Olivier nous accueille près du chais, enfin, c’est beaucoup dire, rien à voir avec les cathédrales bordelaises, on n’a jamais été aussi proche qu’ici de l’expression « vin de garage ». Il nous fait visiter, des cuves, quelques barriques, rien de spectaculaire, ma chi se ne frega ? Plus tard, il nous emmènera au volant de son 4×4 plus haut encore, sur cette colline plus inaccessible encore où il compte bien planter quelques ares supplémentaires. Débroussailler, d’abord, décaillasser les schistes et, qui sait, convaincre le voisin de démonter cette fichue éolienne qui vrombit et rompt la sérénité ahurissante de ce sommet pelé. D’ici, on voit les îles d’Elbe et du Giglio et, si le vent a soufflé, la Corse même. Je resterais ici, moi. Il faut me bousculer pour me faire redescendre. C’est la promesse des vins qui me convainc.

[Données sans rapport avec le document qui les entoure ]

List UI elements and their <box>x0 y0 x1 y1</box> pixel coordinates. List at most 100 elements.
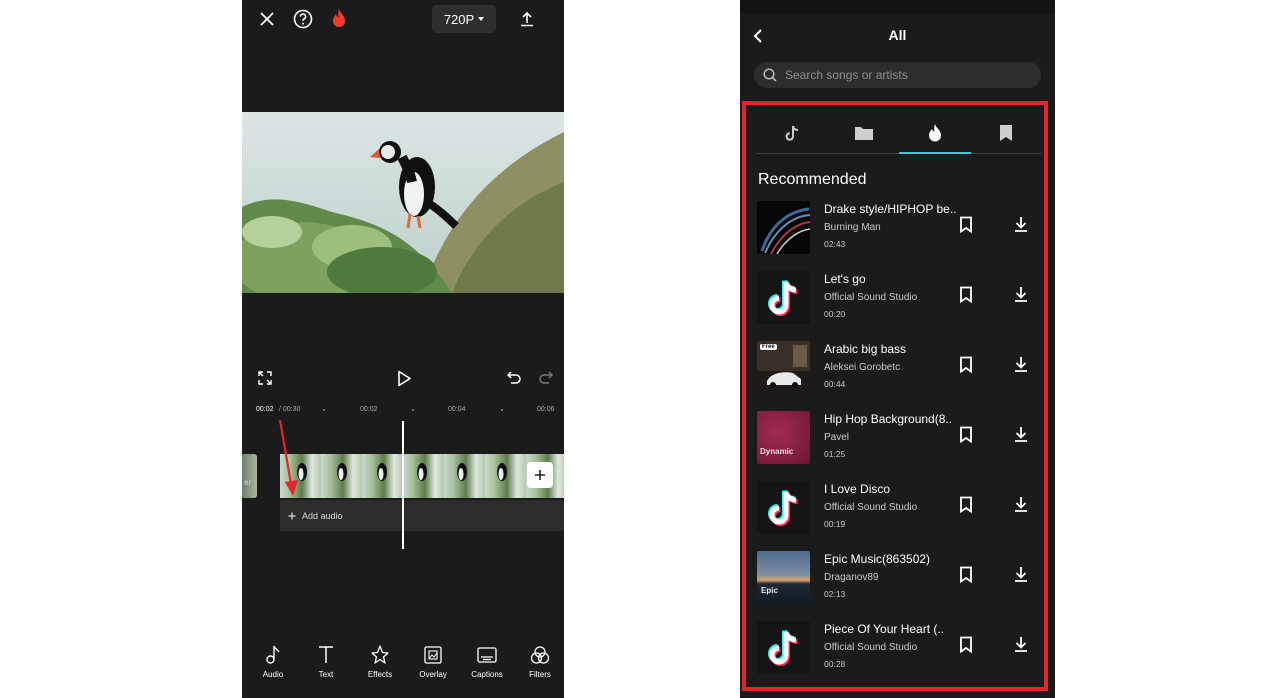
redo-icon[interactable] <box>538 370 554 391</box>
download-icon[interactable] <box>1013 285 1029 308</box>
free-badge: Free <box>760 344 777 350</box>
ruler-tick <box>412 409 414 411</box>
annotation-arrow <box>278 419 298 496</box>
song-title: Arabic big bass <box>824 342 907 356</box>
song-artist: Draganov89 <box>824 572 879 583</box>
song-duration: 01:25 <box>824 449 846 459</box>
help-icon[interactable] <box>292 8 314 30</box>
song-artist: Aleksei Gorobetc <box>824 362 901 373</box>
download-icon[interactable] <box>1013 565 1029 588</box>
download-icon[interactable] <box>1013 635 1029 658</box>
tool-overlay[interactable]: Overlay <box>406 644 460 679</box>
tiktok-icon <box>767 489 798 526</box>
song-thumbnail: Epic <box>757 551 810 604</box>
ruler-mark: 00:02 <box>360 406 378 413</box>
tool-filters[interactable]: Filters <box>513 644 564 679</box>
tool-effects[interactable]: Effects <box>353 644 407 679</box>
song-artist: Pavel <box>824 432 850 443</box>
fullscreen-icon[interactable] <box>258 371 272 390</box>
timecode-total: / 00:30 <box>279 406 301 413</box>
filters-icon <box>530 646 550 664</box>
tab-local-files[interactable] <box>828 113 900 153</box>
search-input[interactable] <box>785 68 1015 82</box>
resolution-button[interactable]: 720P <box>432 5 496 33</box>
add-clip-button[interactable] <box>527 462 553 488</box>
song-artist: Official Sound Studio <box>824 642 918 653</box>
bookmark-icon[interactable] <box>959 216 973 238</box>
tab-recommended[interactable] <box>899 113 971 154</box>
category-tabs <box>756 113 1042 154</box>
folder-icon <box>855 127 873 140</box>
status-bar <box>740 0 1055 14</box>
song-item[interactable]: Epic Epic Music(863502) Draganov89 02:13 <box>746 551 1044 611</box>
flame-icon <box>929 124 941 142</box>
video-preview[interactable] <box>242 112 564 293</box>
song-title: Drake style/HIPHOP be.. <box>824 202 957 216</box>
music-note-icon <box>266 645 280 664</box>
tool-label: Filters <box>529 670 551 679</box>
tab-saved[interactable] <box>970 113 1042 153</box>
close-icon[interactable] <box>256 8 278 30</box>
song-thumbnail <box>757 481 810 534</box>
song-thumbnail: Dynamic <box>757 411 810 464</box>
tool-text[interactable]: Text <box>299 644 353 679</box>
effects-star-icon <box>371 645 389 664</box>
plus-icon <box>535 470 545 480</box>
timecode-current: 00:02 <box>256 406 274 413</box>
song-duration: 00:44 <box>824 379 846 389</box>
song-item[interactable]: Piece Of Your Heart (.. Official Sound S… <box>746 621 1044 681</box>
song-item[interactable]: I Love Disco Official Sound Studio 00:19 <box>746 481 1044 541</box>
tab-tiktok[interactable] <box>756 113 828 153</box>
video-clip[interactable] <box>280 454 564 498</box>
search-bar[interactable] <box>754 62 1041 88</box>
tiktok-icon <box>785 125 799 141</box>
bookmark-icon[interactable] <box>959 356 973 378</box>
song-item[interactable]: Dynamic Hip Hop Background(8.. Pavel 01:… <box>746 411 1044 471</box>
song-duration: 00:28 <box>824 659 846 669</box>
download-icon[interactable] <box>1013 425 1029 448</box>
bookmark-icon <box>1000 125 1012 141</box>
editor-top-bar: 720P <box>242 0 564 38</box>
tool-label: Audio <box>262 670 284 679</box>
bookmark-icon[interactable] <box>959 286 973 308</box>
section-title: Recommended <box>758 171 867 188</box>
bookmark-icon[interactable] <box>959 426 973 448</box>
flame-icon[interactable] <box>328 8 350 30</box>
download-icon[interactable] <box>1013 495 1029 518</box>
bookmark-icon[interactable] <box>959 636 973 658</box>
song-item[interactable]: Drake style/HIPHOP be.. Burning Man 02:4… <box>746 201 1044 261</box>
export-upload-icon[interactable] <box>516 8 538 30</box>
ruler-tick <box>501 409 503 411</box>
tool-label: Effects <box>367 670 393 679</box>
song-thumbnail <box>757 621 810 674</box>
download-icon[interactable] <box>1013 355 1029 378</box>
playhead[interactable] <box>402 421 404 549</box>
page-title: All <box>888 27 907 43</box>
song-thumbnail <box>757 271 810 324</box>
song-item[interactable]: Let's go Official Sound Studio 00:20 <box>746 271 1044 331</box>
text-icon <box>319 646 333 663</box>
tool-captions[interactable]: Captions <box>460 644 514 679</box>
undo-icon[interactable] <box>506 370 522 391</box>
bookmark-icon[interactable] <box>959 566 973 588</box>
song-artist: Official Sound Studio <box>824 292 918 303</box>
tool-label: Overlay <box>419 670 447 679</box>
ruler-mark: 00:06 <box>537 406 555 413</box>
song-duration: 02:13 <box>824 589 846 599</box>
previous-clip[interactable]: er <box>242 454 257 498</box>
search-icon <box>763 68 777 82</box>
song-artist: Burning Man <box>824 222 881 233</box>
tool-audio[interactable]: Audio <box>246 644 300 679</box>
song-duration: 02:43 <box>824 239 846 249</box>
download-icon[interactable] <box>1013 215 1029 238</box>
song-artist: Official Sound Studio <box>824 502 918 513</box>
add-audio-button[interactable]: Add audio <box>280 500 564 531</box>
bookmark-icon[interactable] <box>959 496 973 518</box>
song-duration: 00:20 <box>824 309 846 319</box>
song-title: Piece Of Your Heart (.. <box>824 622 945 636</box>
play-icon[interactable] <box>396 370 412 392</box>
song-title: Let's go <box>824 272 866 286</box>
song-title: I Love Disco <box>824 482 891 496</box>
captions-icon <box>477 647 497 663</box>
song-item[interactable]: Free Arabic big bass Aleksei Gorobetc 00… <box>746 341 1044 401</box>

Olivier en produit cinq, tous excellents. Je ne vais pas vous en faire le descriptif technique ici, sachez simplement qu’ils  enterrent toute idée d’aristocratie fatigante façon bolgheri traditionnels inspirés des parents de Bordeaux. Du bois, oui, mais maîtrisé, et surtout, les jus sont suffisamment intenses pour ne pas se laisser dominer.

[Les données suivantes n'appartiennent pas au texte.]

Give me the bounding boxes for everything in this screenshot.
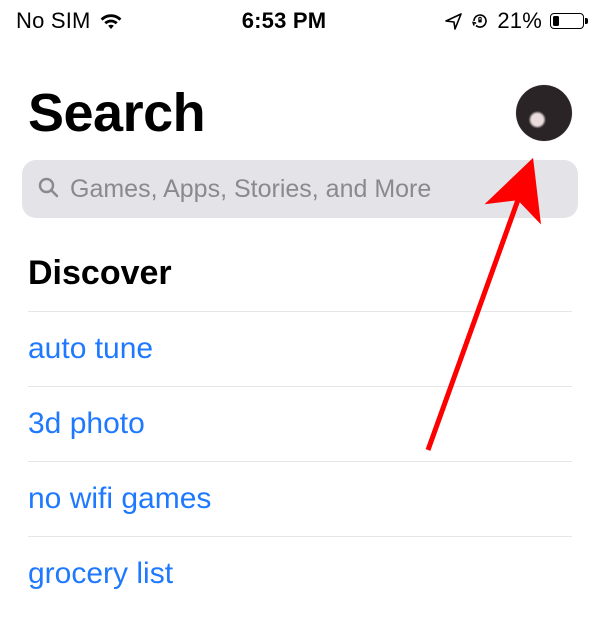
search-field[interactable] — [22, 160, 578, 218]
status-bar: No SIM 6:53 PM 21% — [0, 0, 600, 34]
wifi-icon — [99, 12, 123, 30]
status-bar-left: No SIM — [16, 8, 123, 34]
discover-heading: Discover — [28, 254, 572, 312]
discover-item[interactable]: auto tune — [28, 312, 572, 387]
search-icon — [36, 175, 60, 204]
status-time: 6:53 PM — [242, 8, 327, 34]
discover-item[interactable]: grocery list — [28, 537, 572, 611]
search-input[interactable] — [70, 175, 564, 204]
carrier-label: No SIM — [16, 8, 91, 34]
orientation-lock-icon — [471, 12, 489, 30]
discover-item[interactable]: no wifi games — [28, 462, 572, 537]
header: Search — [0, 34, 600, 144]
page-title: Search — [28, 82, 205, 144]
search-field-container — [0, 144, 600, 218]
battery-icon — [550, 13, 584, 29]
discover-list: auto tune 3d photo no wifi games grocery… — [28, 312, 572, 611]
profile-avatar[interactable] — [516, 85, 572, 141]
status-bar-right: 21% — [445, 8, 584, 34]
location-icon — [445, 12, 463, 30]
discover-item[interactable]: 3d photo — [28, 387, 572, 462]
discover-section: Discover auto tune 3d photo no wifi game… — [0, 218, 600, 611]
battery-fill — [553, 16, 559, 26]
battery-percent-label: 21% — [497, 8, 542, 34]
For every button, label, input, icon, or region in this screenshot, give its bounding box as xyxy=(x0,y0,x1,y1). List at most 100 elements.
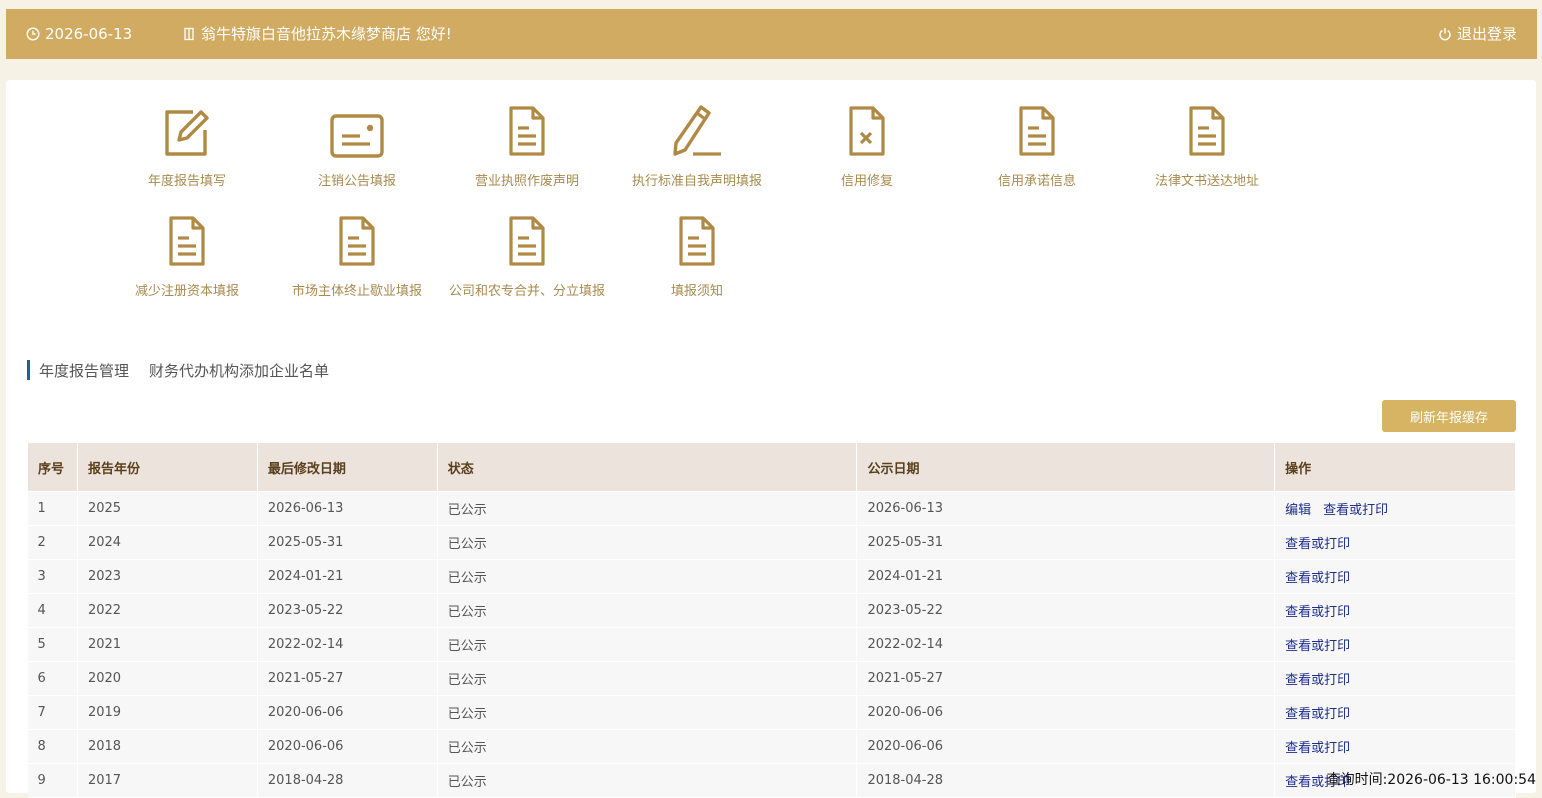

Je vous glisse deux vins quand-même. « D’Acco », le vin de soif comme il dit, baptisé d’après les premiers mots de l’héritier haut comme trois pommes, Matteo. 100% alicante, pur plaisir de fruit et de régalade, mais de régalade sérieuse, hein. La longueur est là, l’esprit aussi, ce n’est pas un vin de rigolo non plus. De la soie en bouche qui vous provoque une sorte de salivation forcenée et addictive. Et comme il n’y en a jamais assez, Olivier le met en bouteilles d’un litre.

« Amaë » ensuite, 100% cabernet sauvignon, prenant et passionnant, le genre de boutanche que vous n’oublierez jamais. Pour l’histoire, « Amaë » a terrassé en pirate quelques grands crus classés bordelais bien réputés lors d’une dégustation que j’avais organisée l’année dernière. On cause d’émotion, ici, de médecine mystique même. Le vin apte à panser les plaies et à réparer l’âme.

Au crépuscule et à la nuit, on ne déguste plus, on boit, on dévore la Toscane et le monde, celui qui est resté au-dehors, on en profite pour le refaire. Avec une infinie sagesse évidemment, celle des Quichottes et des ivrognes.